Government programs to support housing have been "murky" and when the modifications caused by them come to an end, a lot of supply may come to the market and that's when the real-estate market is likely to go down, she explained.
Hopes that an improvement in liquidity and continuing investment from China in US assets will prop up mortgage-backed securities (MBS) and Treasurys are exaggerated, Whitney also said.
"The asset classes of MBS and Treasurys are priced for a material correction in my opinion," she said. "The only buyers of agency MBS are the Fed and banks so you see how precarious that market is."
"If the Fed pulls back, that's a really big deal... because there's no substitute buyer."
Banks Model Is Broken
The Federal Reserve can't make banks start lending again because the business model financial institutions used before the crisis is broken, Whitney also said.
"I don't think there's much the Fed can do to get banks to start lending again. That's a structural problem, the model is broken," Whitney told "Worldwide Exchange."
Before the financial crisis erupted in 2007 banks were able to offer customers low-priced mortgages because they were making money on securitizing these mortgages and selling them on, she explained.
But now that the securitization market is effectively closed, the prices of mortgages for consumers have not risen to compensate banks for that loss of revenue, so banks have been playing defense for the past two years, Whitney added.
The Federal Open Market Committee holds a meeting later Tuesday to decide on monetary policy.

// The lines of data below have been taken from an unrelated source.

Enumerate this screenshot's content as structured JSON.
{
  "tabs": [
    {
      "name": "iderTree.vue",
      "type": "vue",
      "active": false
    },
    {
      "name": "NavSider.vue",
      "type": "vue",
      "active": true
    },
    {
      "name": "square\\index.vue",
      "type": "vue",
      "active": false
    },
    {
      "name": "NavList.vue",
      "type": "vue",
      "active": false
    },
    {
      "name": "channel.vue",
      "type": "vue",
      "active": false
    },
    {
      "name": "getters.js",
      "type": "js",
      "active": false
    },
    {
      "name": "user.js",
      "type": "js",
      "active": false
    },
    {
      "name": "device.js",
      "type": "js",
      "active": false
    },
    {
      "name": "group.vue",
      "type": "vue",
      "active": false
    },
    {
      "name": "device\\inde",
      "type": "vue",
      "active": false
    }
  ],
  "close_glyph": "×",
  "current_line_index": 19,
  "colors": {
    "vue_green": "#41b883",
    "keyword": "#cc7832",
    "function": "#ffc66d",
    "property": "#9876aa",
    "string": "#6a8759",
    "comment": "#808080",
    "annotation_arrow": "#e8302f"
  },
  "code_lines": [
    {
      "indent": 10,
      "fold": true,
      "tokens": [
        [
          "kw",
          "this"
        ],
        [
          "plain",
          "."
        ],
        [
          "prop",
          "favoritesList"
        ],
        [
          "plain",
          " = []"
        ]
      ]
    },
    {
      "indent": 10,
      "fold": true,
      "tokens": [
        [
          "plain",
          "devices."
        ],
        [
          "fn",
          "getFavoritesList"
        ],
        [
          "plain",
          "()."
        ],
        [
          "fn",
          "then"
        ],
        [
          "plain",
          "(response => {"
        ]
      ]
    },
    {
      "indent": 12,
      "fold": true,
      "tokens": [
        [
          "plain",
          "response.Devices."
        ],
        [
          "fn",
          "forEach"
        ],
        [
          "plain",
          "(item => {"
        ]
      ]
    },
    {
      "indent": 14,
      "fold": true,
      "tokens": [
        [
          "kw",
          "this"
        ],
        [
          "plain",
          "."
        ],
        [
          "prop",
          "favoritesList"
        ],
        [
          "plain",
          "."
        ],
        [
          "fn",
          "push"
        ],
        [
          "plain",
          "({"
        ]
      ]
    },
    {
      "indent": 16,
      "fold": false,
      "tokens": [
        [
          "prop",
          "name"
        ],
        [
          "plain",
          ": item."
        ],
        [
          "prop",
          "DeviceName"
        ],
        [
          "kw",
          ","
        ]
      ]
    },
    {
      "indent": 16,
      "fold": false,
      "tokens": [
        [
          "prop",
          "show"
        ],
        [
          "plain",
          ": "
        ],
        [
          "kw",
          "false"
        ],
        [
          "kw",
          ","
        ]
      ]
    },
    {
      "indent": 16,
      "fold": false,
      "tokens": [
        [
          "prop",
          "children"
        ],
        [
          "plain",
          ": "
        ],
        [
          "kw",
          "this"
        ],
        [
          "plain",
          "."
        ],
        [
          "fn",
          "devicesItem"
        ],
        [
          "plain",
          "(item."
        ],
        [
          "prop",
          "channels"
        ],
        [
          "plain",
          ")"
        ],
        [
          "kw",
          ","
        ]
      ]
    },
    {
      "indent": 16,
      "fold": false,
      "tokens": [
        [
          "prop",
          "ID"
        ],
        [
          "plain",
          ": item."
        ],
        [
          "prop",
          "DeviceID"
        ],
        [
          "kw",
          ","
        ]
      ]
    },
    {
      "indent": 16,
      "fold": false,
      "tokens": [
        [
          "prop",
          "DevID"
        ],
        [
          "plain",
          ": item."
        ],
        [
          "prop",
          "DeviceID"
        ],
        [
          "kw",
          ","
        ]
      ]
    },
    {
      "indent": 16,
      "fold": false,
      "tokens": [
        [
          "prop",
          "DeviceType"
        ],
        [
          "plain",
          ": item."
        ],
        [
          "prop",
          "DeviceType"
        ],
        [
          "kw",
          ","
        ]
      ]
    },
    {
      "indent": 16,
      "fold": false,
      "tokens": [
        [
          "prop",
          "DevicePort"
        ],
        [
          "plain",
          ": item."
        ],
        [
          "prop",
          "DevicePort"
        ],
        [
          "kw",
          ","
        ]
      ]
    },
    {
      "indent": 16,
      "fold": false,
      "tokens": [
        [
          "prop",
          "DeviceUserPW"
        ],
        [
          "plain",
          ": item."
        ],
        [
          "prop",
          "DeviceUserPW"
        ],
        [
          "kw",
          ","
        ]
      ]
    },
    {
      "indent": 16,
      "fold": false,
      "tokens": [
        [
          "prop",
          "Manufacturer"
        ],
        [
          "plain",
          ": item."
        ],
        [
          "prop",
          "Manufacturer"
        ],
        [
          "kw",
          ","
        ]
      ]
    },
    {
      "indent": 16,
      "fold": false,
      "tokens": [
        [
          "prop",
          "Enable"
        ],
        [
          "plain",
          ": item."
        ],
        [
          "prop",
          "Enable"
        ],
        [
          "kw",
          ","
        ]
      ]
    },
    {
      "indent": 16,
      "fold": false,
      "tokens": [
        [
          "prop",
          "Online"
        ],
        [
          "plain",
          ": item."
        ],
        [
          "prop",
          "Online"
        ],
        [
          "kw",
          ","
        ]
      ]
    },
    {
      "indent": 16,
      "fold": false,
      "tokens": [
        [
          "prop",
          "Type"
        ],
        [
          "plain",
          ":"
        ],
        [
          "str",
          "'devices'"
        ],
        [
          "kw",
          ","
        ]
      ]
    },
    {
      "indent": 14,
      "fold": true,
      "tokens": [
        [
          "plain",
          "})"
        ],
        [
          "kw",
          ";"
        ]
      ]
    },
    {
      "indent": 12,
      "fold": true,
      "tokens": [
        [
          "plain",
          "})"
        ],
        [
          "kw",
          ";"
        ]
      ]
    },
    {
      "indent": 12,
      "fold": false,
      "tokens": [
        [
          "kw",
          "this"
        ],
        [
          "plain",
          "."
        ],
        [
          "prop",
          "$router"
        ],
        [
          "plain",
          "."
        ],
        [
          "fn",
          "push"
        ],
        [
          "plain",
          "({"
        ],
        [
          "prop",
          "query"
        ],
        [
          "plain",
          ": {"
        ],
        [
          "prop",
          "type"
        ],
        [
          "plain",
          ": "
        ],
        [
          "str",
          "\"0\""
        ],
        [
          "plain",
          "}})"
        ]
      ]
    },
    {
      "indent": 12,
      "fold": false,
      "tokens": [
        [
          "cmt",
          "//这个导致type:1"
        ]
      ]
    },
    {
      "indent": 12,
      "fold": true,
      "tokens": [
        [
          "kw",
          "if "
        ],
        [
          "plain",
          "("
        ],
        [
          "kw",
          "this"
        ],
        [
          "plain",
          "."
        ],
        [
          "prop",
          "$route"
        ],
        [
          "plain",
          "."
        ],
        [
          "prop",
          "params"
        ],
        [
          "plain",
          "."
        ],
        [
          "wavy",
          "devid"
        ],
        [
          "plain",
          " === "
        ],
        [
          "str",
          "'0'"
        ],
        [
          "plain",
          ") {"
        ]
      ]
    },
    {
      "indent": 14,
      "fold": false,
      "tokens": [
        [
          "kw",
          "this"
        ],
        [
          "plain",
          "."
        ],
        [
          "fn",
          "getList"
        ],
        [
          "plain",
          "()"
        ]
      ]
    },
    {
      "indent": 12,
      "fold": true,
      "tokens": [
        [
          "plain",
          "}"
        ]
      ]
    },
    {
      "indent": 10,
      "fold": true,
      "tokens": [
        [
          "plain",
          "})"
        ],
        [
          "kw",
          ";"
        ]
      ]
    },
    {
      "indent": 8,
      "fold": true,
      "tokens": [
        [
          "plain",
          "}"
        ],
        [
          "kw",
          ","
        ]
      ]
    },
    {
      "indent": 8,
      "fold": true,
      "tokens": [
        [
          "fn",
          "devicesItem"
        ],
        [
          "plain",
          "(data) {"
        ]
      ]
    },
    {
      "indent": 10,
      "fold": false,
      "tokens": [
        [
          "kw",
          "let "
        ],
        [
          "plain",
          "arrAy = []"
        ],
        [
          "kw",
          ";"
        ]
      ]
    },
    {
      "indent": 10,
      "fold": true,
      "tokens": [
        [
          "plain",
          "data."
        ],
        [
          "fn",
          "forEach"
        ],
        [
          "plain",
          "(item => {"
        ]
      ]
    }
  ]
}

Fed officials have been saying that interest rates are likely to remain low for an "extended" period of time.
Whitney said she will be watching for anything regarding the Fed's stance on buying mortgage-backed securities in the statement after the meeting.
"The Fed has been supporting the housing market, a third of the Fed's balance sheet is tied to mortgages," she said.
"The banks aren't issuing anything (in terms of mortgages) to hold, they're issuing everything to dump on" Fannie Mae, Freddie Mac and Ginnie Mae, Whitney added.
Much of the profit banks made last year was due to their performance in capital markets and this is "unreplicable" this year, Whitney also warned.
"I think that people that expect an earnings handoff to a normalized scenario are going to be disappointed," she said.
"Normal will not be what it has been over the last 20 years and there's disappointment baked into that."